Me llevaron a la posta, me limpiaron la cara y vi a las enfermeras asustadísimas. Yo no lloraba. Estaba impávido. Preguntaba por mi hermana y me decían que estaría bien. Pregunté qué pasaba y me explicaron que me llevarían en ambulancia a Curicó. Me operaron, un buen rato, pero algo pasó y determinaron que la intervención no era suficiente: decidieron que debían trasladarme a Santiago. Me dijeron, sin tanta explicación, que me subirían a un helicóptero. Siempre había recordado que volé junto a mi mamá, pero, ella me dice que no, que me fui solo con el equipo médico. Durante años, incluso, pensé que mi papá era un cobarde porque no había acompañado a su hijo –yo sabía que él le tenía miedo a los aviones– y eso me alejó de él. Es increíble cómo uno altera las cosas según las conveniencias o lo que le acomoda pensar de otros. Bueno, en Santiago me hicieron la primera cirugía plástica de emergencia. Lograron reconstruirme la cara, pero a medias. De ahí vendría mucho tiempo de rehabilitación y otras cirugías. Porque, como estaba en crecimiento, debían esperar que se me siguiera formando –expandiendo– la cara antes de operarme.

¿Por qué recuerdo esto? Porque pensé durante muchos años qué significaba el concepto de valentía: algo fundamental a la hora de emprender. El accidente, por su parte, formó mi personalidad porque tuve que enfrentar mi preadolescencia teniendo una cara deformada. A esa edad uno buscaba ser coqueto, que lo mirasen, pero era un monstruo. Me decían RoboCop, me molestaban por las cicatrices, y yo, como tengo muchas cosas bloqueadas en la memoria, pensé que no me habían afectado, pero hace poco tiempo un compañero de colegio me confirmó que lloraba en los recreos, que lloraba de impotencia por mostrarme al mundo con esa nariz, con ese labio, con esa frente. Recuerdo que una vez le pedí a mi abuela que me dejara darle un beso en la mejilla.
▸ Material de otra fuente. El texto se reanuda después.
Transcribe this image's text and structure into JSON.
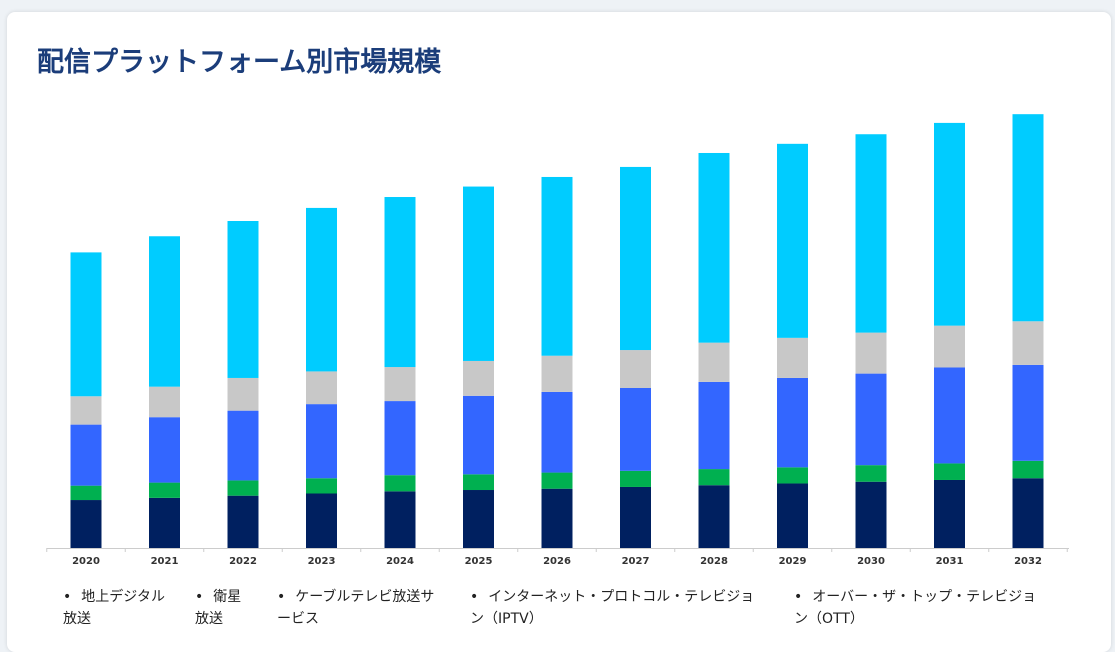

Le dije: “Mama, le voy a dar un beso y usted me va a decir si siente mis cicatrices”. En el fondo quería saber si yo le daba asco. Y ella me respondió: “No, mijito, no siento nada”.

Así mi personalidad se convirtió y debí ser más seguro. Me puse más canchero: tenía que ganar en simpatía y en atrevimiento. Necesitaba hacer reír a las mujeres. Si nadie se atrevía a bailar, yo lo hacía. Y desarrollé una identidad, una personalidad extrovertida que, no me cabe ninguna duda, me ha ayudado en todas mis facetas como emprendedor. Y así, también, me protegí manejando un humor blanco y negro, esto último herencia de mi papá, que tenía un humor muy sutil y chistoso. Porque, a propósito, mi padre era muy gracioso y, sobre todo, un gran contador de historias. Para su funeral no solo pensé que se moría mi padre, sino también, todas las historias que nunca nadie más contará de ese modo. Mi papá era un seductor nato. No en el sentido de mujeriego, sino de encantar o hipnotizar a otros con sus formas y conversaciones. Algo muy distinto a su faceta como negociante porque era un pésimo emprendedor. Y esto no sé bien si explica mis capacidades en el área, o es una de las tantas paradojas y bromas de la vida. Pero prefiero entender lo primero: yo soy un buen emprendedor porque vi a mi padre ser un pésimo emprendedor. Y, por supuesto, esto no lo digo con rencor sino testificando un hecho interesante que me deja una pregunta: ¿de qué manera aprendemos lo que aprendemos de nuestros padres o de las personas que amamos?

2LA VERDAD DEL SOPAPO

Por supuesto que amerita hablar de mi primer negocio y, con el tiempo, hilvanar las eventualidades que me llevaron a convertirme en emprendedor. Antes de los dieciocho años, antes del fracaso académico y los seis meses de estupefacción, antes de mis años de formación en la ferretería, me dediqué al honorable oficio de fabricar y vender sopapos.